The ongoing refugee crisis has displaced many thousands of students worldwide and these same students have been deprived of the chance to pursue higher and further education courses in their native countries and they should not be presented from accessing these courses in the UK.
Several other UK universities including Queen’s University Belfast, have committed to funding scholarship places for refugees and Belfast Metropolitan College have gained their Colleges of Sanctuary award in the past year. At present, asylum seeker students are routinely charged overseas fees, yet their situation and needs are different to those of international students. A number of UK universities and colleges have amended their admissions policies to allow asylum seekers and/or students granted DLR as the result of an asylum application to pay ‘home’ tuition fees, or have waived fees entirely.
We believe there should be a continued fight for financial support for these affected students through lobbying the NI Executive to continue funding migrant scholarships in HE and FE institutions and allocate additional financial support for these students’ living costs including student accommodation.
NUS-USI members should be lobbying their institutions to make their institutions more accessible and supportive of asylum seeking and refugee students.
NUS-USI should encourage its members to achieve the University/Colleges of Sanctuary award, not as a tick box exercise but by creating long-term change.
Passed at National Conference 2022
Outline the issue facing students
A report released on 1st February 2022 by Amnesty International has analysed Israel’s intent to create and maintain a system of oppression and domination over Palestinians and examined its key components: territorial fragmentation; segregation and control; dispossession of land and property; and denial of economic and social rights. It has concluded that this system amounts to apartheid.
The student movement in Northern Ireland has an important history of standing up for international justice. The creation of NUS-USI itself is evidence of students leading the way and supporting each other in times of conflict, having been formed over 20 years before the Good Friday agreement and ensuring students were represented across the traditional divide.
Institutions across Northern Ireland are still invested in the arms trade and as students we have a responsibility to support the Palestinian people and campaign against this.
Why is this important to us as a movement?

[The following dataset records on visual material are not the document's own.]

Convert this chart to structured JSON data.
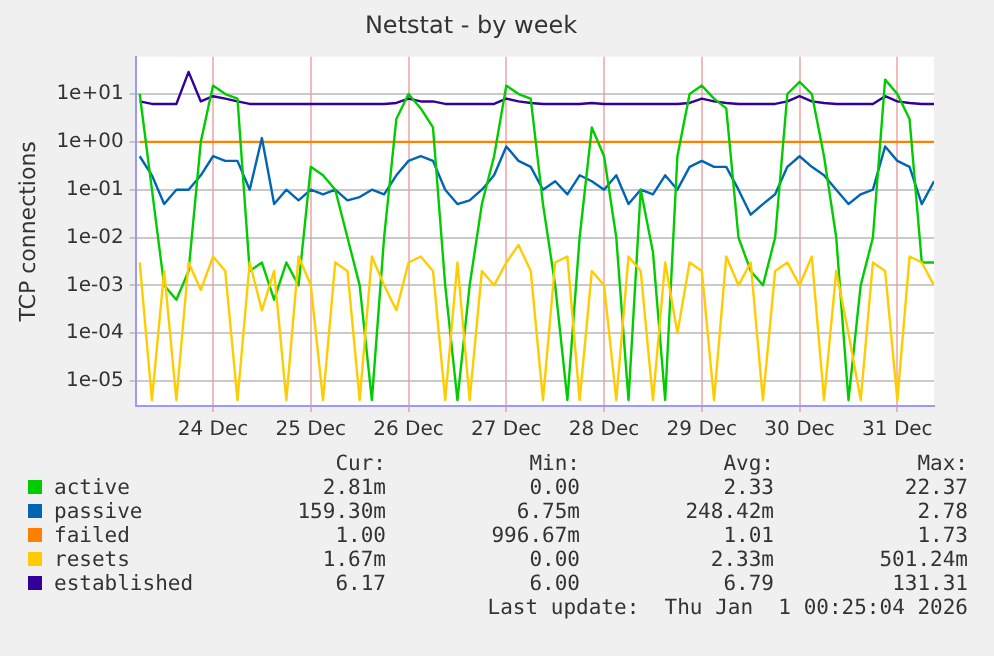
{
  "chart_data": {
    "type": "line",
    "title": "Netstat - by week",
    "ylabel": "TCP connections",
    "log": "y",
    "grid": true,
    "legend": "bottom",
    "marker": "none",
    "line_style": "solid",
    "xlim": [
      "--12-23T05:00",
      "--12-31T09:00"
    ],
    "xticks": [
      {
        "value": "--12-24",
        "label": "24 Dec"
      },
      {
        "value": "--12-25",
        "label": "25 Dec"
      },
      {
        "value": "--12-26",
        "label": "26 Dec"
      },
      {
        "value": "--12-27",
        "label": "27 Dec"
      },
      {
        "value": "--12-28",
        "label": "28 Dec"
      },
      {
        "value": "--12-29",
        "label": "29 Dec"
      },
      {
        "value": "--12-30",
        "label": "30 Dec"
      },
      {
        "value": "--12-31",
        "label": "31 Dec"
      }
    ],
    "ylim": [
      3e-06,
      60
    ],
    "yticks": [
      {
        "value": 1e-05,
        "label": "1e-05"
      },
      {
        "value": 0.0001,
        "label": "1e-04"
      },
      {
        "value": 0.001,
        "label": "1e-03"
      },
      {
        "value": 0.01,
        "label": "1e-02"
      },
      {
        "value": 0.1,
        "label": "1e-01"
      },
      {
        "value": 1,
        "label": "1e+00"
      },
      {
        "value": 10,
        "label": "1e+01"
      }
    ],
    "x": [
      "--12-23T06:00",
      "--12-23T09:00",
      "--12-23T12:00",
      "--12-23T15:00",
      "--12-23T18:00",
      "--12-23T21:00",
      "--12-24T00:00",
      "--12-24T03:00",
      "--12-24T06:00",
      "--12-24T09:00",
      "--12-24T12:00",
      "--12-24T15:00",
      "--12-24T18:00",
      "--12-24T21:00",
      "--12-25T00:00",
      "--12-25T03:00",
      "--12-25T06:00",
      "--12-25T09:00",
      "--12-25T12:00",
      "--12-25T15:00",
      "--12-25T18:00",
      "--12-25T21:00",
      "--12-26T00:00",
      "--12-26T03:00",
      "--12-26T06:00",
      "--12-26T09:00",
      "--12-26T12:00",
      "--12-26T15:00",
      "--12-26T18:00",
      "--12-26T21:00",
      "--12-27T00:00",
      "--12-27T03:00",
      "--12-27T06:00",
      "--12-27T09:00",
      "--12-27T12:00",
      "--12-27T15:00",
      "--12-27T18:00",
      "--12-27T21:00",
      "--12-28T00:00",
      "--12-28T03:00",
      "--12-28T06:00",
      "--12-28T09:00",
      "--12-28T12:00",
      "--12-28T15:00",
      "--12-28T18:00",
      "--12-28T21:00",
      "--12-29T00:00",
      "--12-29T03:00",
      "--12-29T06:00",
      "--12-29T09:00",
      "--12-29T12:00",
      "--12-29T15:00",
      "--12-29T18:00",
      "--12-29T21:00",
      "--12-30T00:00",
      "--12-30T03:00",
      "--12-30T06:00",
      "--12-30T09:00",
      "--12-30T12:00",
      "--12-30T15:00",
      "--12-30T18:00",
      "--12-30T21:00",
      "--12-31T00:00",
      "--12-31T03:00",
      "--12-31T06:00",
      "--12-31T09:00"
    ],
    "series": [
      {
        "name": "resets",
        "color": "#ffcc00",
        "values": [
          0.003,
          4e-06,
          0.002,
          4e-06,
          0.003,
          0.0008,
          0.004,
          0.002,
          4e-06,
          0.003,
          0.0003,
          0.002,
          4e-06,
          0.004,
          0.001,
          4e-06,
          0.003,
          0.002,
          4e-06,
          0.004,
          0.001,
          0.0003,
          0.003,
          0.004,
          0.002,
          4e-06,
          0.003,
          4e-06,
          0.002,
          0.001,
          0.003,
          0.007,
          0.002,
          4e-06,
          0.003,
          0.004,
          4e-06,
          0.002,
          0.001,
          4e-06,
          0.004,
          0.002,
          4e-06,
          0.003,
          0.0001,
          0.003,
          0.002,
          4e-06,
          0.004,
          0.001,
          0.003,
          4e-06,
          0.002,
          0.003,
          0.001,
          0.004,
          4e-06,
          0.002,
          0.0001,
          4e-06,
          0.003,
          0.002,
          4e-06,
          0.004,
          0.003,
          0.001
        ]
      },
      {
        "name": "active",
        "color": "#00cc00",
        "values": [
          10,
          0.1,
          0.001,
          0.0005,
          0.002,
          1,
          15,
          10,
          8,
          0.002,
          0.003,
          0.0005,
          0.003,
          0.001,
          0.3,
          0.2,
          0.1,
          0.01,
          0.001,
          4e-06,
          0.01,
          3,
          10,
          5,
          2,
          0.001,
          4e-06,
          0.001,
          0.05,
          0.5,
          15,
          10,
          8,
          0.05,
          0.001,
          4e-06,
          0.01,
          2,
          0.5,
          0.01,
          4e-06,
          0.1,
          0.005,
          4e-06,
          0.5,
          10,
          15,
          8,
          5,
          0.01,
          0.002,
          0.001,
          0.01,
          10,
          18,
          10,
          0.5,
          0.01,
          4e-06,
          0.001,
          0.01,
          20,
          10,
          3,
          0.003,
          0.003
        ]
      },
      {
        "name": "passive",
        "color": "#0066b3",
        "values": [
          0.5,
          0.2,
          0.05,
          0.1,
          0.1,
          0.2,
          0.5,
          0.4,
          0.4,
          0.1,
          1.2,
          0.05,
          0.1,
          0.06,
          0.1,
          0.08,
          0.1,
          0.06,
          0.07,
          0.1,
          0.08,
          0.2,
          0.4,
          0.5,
          0.4,
          0.1,
          0.05,
          0.06,
          0.1,
          0.2,
          0.8,
          0.4,
          0.3,
          0.1,
          0.15,
          0.08,
          0.2,
          0.15,
          0.1,
          0.2,
          0.05,
          0.1,
          0.08,
          0.2,
          0.1,
          0.3,
          0.4,
          0.3,
          0.3,
          0.1,
          0.03,
          0.05,
          0.08,
          0.3,
          0.5,
          0.3,
          0.2,
          0.1,
          0.05,
          0.08,
          0.1,
          0.8,
          0.4,
          0.3,
          0.05,
          0.15
        ]
      },
      {
        "name": "failed",
        "color": "#ff8000",
        "values": [
          1,
          1,
          1,
          1,
          1,
          1,
          1,
          1,
          1,
          1,
          1,
          1,
          1,
          1,
          1,
          1,
          1,
          1,
          1,
          1,
          1,
          1,
          1,
          1,
          1,
          1,
          1,
          1,
          1,
          1,
          1,
          1,
          1,
          1,
          1,
          1,
          1,
          1,
          1,
          1,
          1,
          1,
          1,
          1,
          1,
          1,
          1,
          1,
          1,
          1,
          1,
          1,
          1,
          1,
          1,
          1,
          1,
          1,
          1,
          1,
          1,
          1,
          1,
          1,
          1,
          1
        ]
      },
      {
        "name": "established",
        "color": "#330099",
        "values": [
          7,
          6.2,
          6.2,
          6.2,
          29,
          7,
          9,
          8,
          7,
          6.2,
          6.2,
          6.2,
          6.2,
          6.2,
          6.2,
          6.2,
          6.2,
          6.2,
          6.2,
          6.2,
          6.2,
          6.5,
          8,
          7,
          7,
          6.2,
          6.2,
          6.2,
          6.2,
          6.2,
          8,
          7,
          6.5,
          6.2,
          6.2,
          6.2,
          6.2,
          6.5,
          6.2,
          6.2,
          6.2,
          6.2,
          6.2,
          6.2,
          6.2,
          6.5,
          8,
          7,
          6.5,
          6.2,
          6.2,
          6.2,
          6.2,
          7,
          9,
          7,
          6.5,
          6.2,
          6.2,
          6.2,
          6.2,
          9,
          7,
          6.5,
          6.2,
          6.2
        ]
      }
    ],
    "annotations": [
      "Cur:",
      "Min:",
      "Avg:",
      "Max:",
      "2.81m",
      "0.00",
      "2.33",
      "22.37",
      "159.30m",
      "6.75m",
      "248.42m",
      "2.78",
      "1.00",
      "996.67m",
      "1.01",
      "1.73",
      "1.67m",
      "0.00",
      "2.33m",
      "501.24m",
      "6.17",
      "6.00",
      "6.79",
      "131.31",
      "Last update:  Thu Jan  1 00:25:04 2026"
    ]
  }
}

As a student movement, it is vital that we stand up against international breaches of human rights. We believe that fundamental human rights and international law should be acknowledged and adhered to by states and businesses.
The student movement has often been at the forefront of important societal change, both locally, and internationally, including standing together against apartheid in South Africa, fighting for civil rights in the USA in the 1960’s and now organising collectively to tackle the growing climate crisis.

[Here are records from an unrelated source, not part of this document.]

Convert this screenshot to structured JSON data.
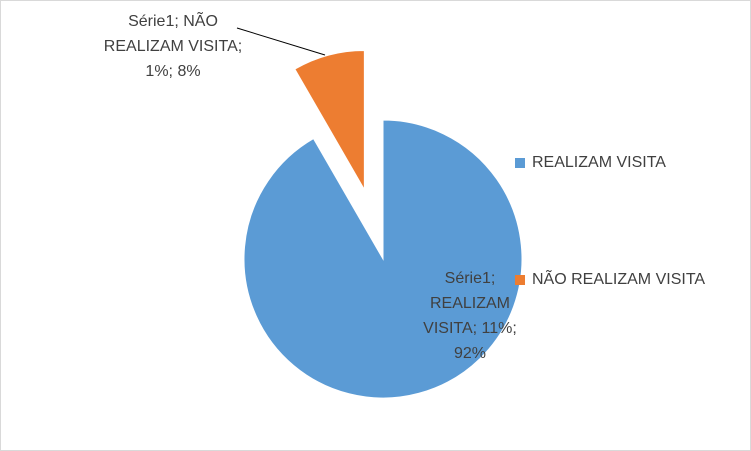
{
  "chart_data": {
    "type": "pie",
    "categories": [
      "REALIZAM VISITA",
      "NÃO REALIZAM VISITA"
    ],
    "series": [
      {
        "name": "Série1",
        "values": [
          11,
          1
        ],
        "value_labels": [
          "11%",
          "1%"
        ]
      }
    ],
    "percent_labels": [
      "92%",
      "8%"
    ],
    "label_separator": "; ",
    "colors": [
      "#5b9bd5",
      "#ed7d31"
    ],
    "exploded": [
      false,
      true
    ],
    "legend": "right"
  }
}
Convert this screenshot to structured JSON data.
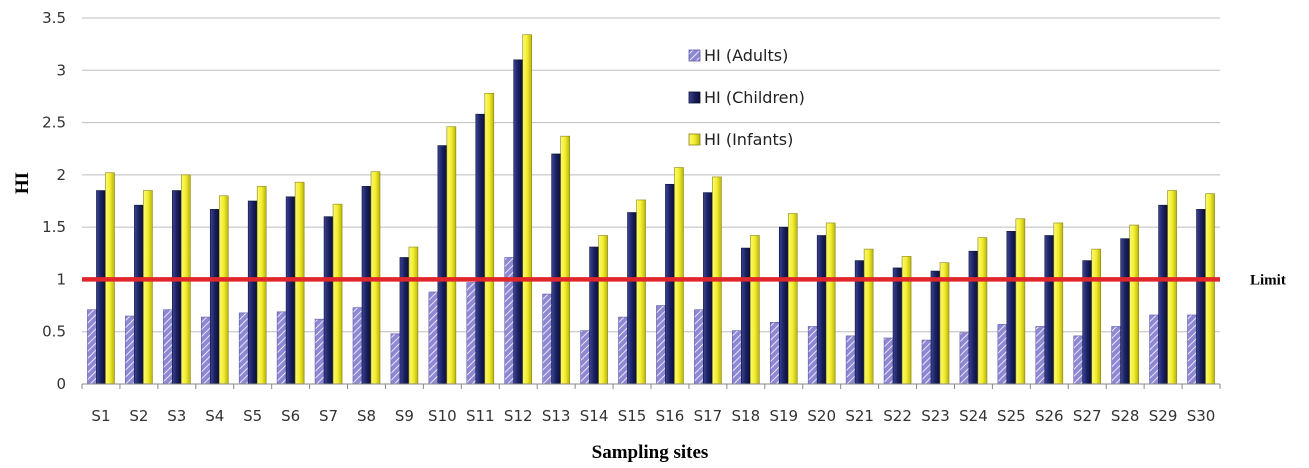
{
  "chart_data": {
    "type": "bar",
    "xlabel": "Sampling sites",
    "ylabel": "HI",
    "ylim": [
      0,
      3.5
    ],
    "yticks": [
      "0",
      "0.5",
      "1",
      "1.5",
      "2",
      "2.5",
      "3",
      "3.5"
    ],
    "grid": "horizontal",
    "legend_position": "top-center",
    "categories": [
      "S1",
      "S2",
      "S3",
      "S4",
      "S5",
      "S6",
      "S7",
      "S8",
      "S9",
      "S10",
      "S11",
      "S12",
      "S13",
      "S14",
      "S15",
      "S16",
      "S17",
      "S18",
      "S19",
      "S20",
      "S21",
      "S22",
      "S23",
      "S24",
      "S25",
      "S26",
      "S27",
      "S28",
      "S29",
      "S30"
    ],
    "series": [
      {
        "name": "HI (Adults)",
        "color": "#8e88d4",
        "pattern": "diagonal-hatch",
        "values": [
          0.71,
          0.65,
          0.71,
          0.64,
          0.68,
          0.69,
          0.62,
          0.73,
          0.48,
          0.88,
          0.97,
          1.21,
          0.86,
          0.51,
          0.64,
          0.75,
          0.71,
          0.51,
          0.59,
          0.55,
          0.46,
          0.44,
          0.42,
          0.49,
          0.57,
          0.55,
          0.46,
          0.55,
          0.66,
          0.66
        ]
      },
      {
        "name": "HI (Children)",
        "color": "#1a2060",
        "values": [
          1.85,
          1.71,
          1.85,
          1.67,
          1.75,
          1.79,
          1.6,
          1.89,
          1.21,
          2.28,
          2.58,
          3.1,
          2.2,
          1.31,
          1.64,
          1.91,
          1.83,
          1.3,
          1.5,
          1.42,
          1.18,
          1.11,
          1.08,
          1.27,
          1.46,
          1.42,
          1.18,
          1.39,
          1.71,
          1.67
        ]
      },
      {
        "name": "HI (Infants)",
        "color": "#f2ee2c",
        "values": [
          2.02,
          1.85,
          2.0,
          1.8,
          1.89,
          1.93,
          1.72,
          2.03,
          1.31,
          2.46,
          2.78,
          3.34,
          2.37,
          1.42,
          1.76,
          2.07,
          1.98,
          1.42,
          1.63,
          1.54,
          1.29,
          1.22,
          1.16,
          1.4,
          1.58,
          1.54,
          1.29,
          1.52,
          1.85,
          1.82
        ]
      }
    ],
    "limit": {
      "value": 1,
      "label": "Limit",
      "color": "#e0262b"
    }
  }
}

At a time when human rights movements are recognising the urgency of the moment and ramping up their support for the Palestinian cause, it is indefensible for governments and bodies of power and influence to dismiss their calls for justice and liberation. It is also unconscionable for any third level education institution to continue to invest in the arms trade and be complicit in the violent dispossession of the Palestinian people.
Apartheid has no place in our world and we must stand together against it.

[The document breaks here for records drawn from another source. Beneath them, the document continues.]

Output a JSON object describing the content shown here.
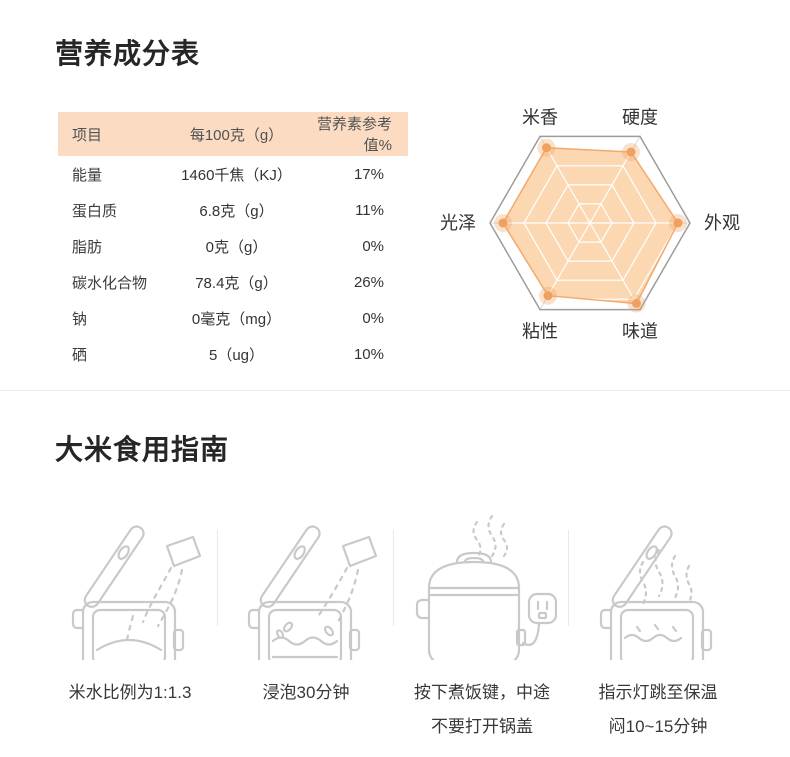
{
  "nutrition_section": {
    "title": "营养成分表",
    "table": {
      "headers": [
        "项目",
        "每100克（g）",
        "营养素参考值%"
      ],
      "rows": [
        [
          "能量",
          "1460千焦（KJ）",
          "17%"
        ],
        [
          "蛋白质",
          "6.8克（g）",
          "11%"
        ],
        [
          "脂肪",
          "0克（g）",
          "0%"
        ],
        [
          "碳水化合物",
          "78.4克（g）",
          "26%"
        ],
        [
          "钠",
          "0毫克（mg）",
          "0%"
        ],
        [
          "硒",
          "5（ug）",
          "10%"
        ]
      ]
    }
  },
  "chart_data": {
    "type": "radar",
    "max": 100,
    "levels": 4,
    "grid_ratio": 0.88,
    "axes": [
      {
        "label": "米香",
        "angle_deg": 120,
        "value": 87
      },
      {
        "label": "硬度",
        "angle_deg": 60,
        "value": 82
      },
      {
        "label": "外观",
        "angle_deg": 0,
        "value": 88
      },
      {
        "label": "味道",
        "angle_deg": -60,
        "value": 93
      },
      {
        "label": "粘性",
        "angle_deg": -120,
        "value": 84
      },
      {
        "label": "光泽",
        "angle_deg": 180,
        "value": 87
      }
    ],
    "colors": {
      "fill": "#fbd7b2",
      "stroke": "#f3aa6e",
      "dot": "#f0a160",
      "halo": "rgba(240,161,96,0.32)",
      "axis_line": "#9c9c9c",
      "grid_line": "#ffffff",
      "spoke_outer": "#dcdcdc",
      "label_color": "#333333"
    }
  },
  "guide_section": {
    "title": "大米食用指南",
    "steps": [
      {
        "icon": "rice-cooker-add-rice-icon",
        "caption_lines": [
          "米水比例为1:1.3"
        ]
      },
      {
        "icon": "rice-cooker-soak-icon",
        "caption_lines": [
          "浸泡30分钟"
        ]
      },
      {
        "icon": "rice-cooker-press-cook-icon",
        "caption_lines": [
          "按下煮饭键，中途",
          "不要打开锅盖"
        ]
      },
      {
        "icon": "rice-cooker-keep-warm-icon",
        "caption_lines": [
          "指示灯跳至保温",
          "闷10~15分钟"
        ]
      }
    ]
  }
}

What would the world look like if we solved it?
Just as individual sanctions against apartheid in South Africa led ultimately to its demise there, so individual and collective sanctions against the state of Israel will end apartheid and suffering in Palestine. Israel must dismantle this cruel system and the international community must pressure it to do so.
In 2005, Palestinian civil society called for a campaign of Boycott, Divestment and Sanctions (BDS) against Israel until it complies with international law, allowing the realisation of Palestinian rights. A truly global movement against Israeli Apartheid has rapidly emerged in response to this call ever since. It is vital that we support the asks of Palestinian civil society, and continue to endorse the global BDS movement against the state of Israel until it ends this occupation and complies with international law.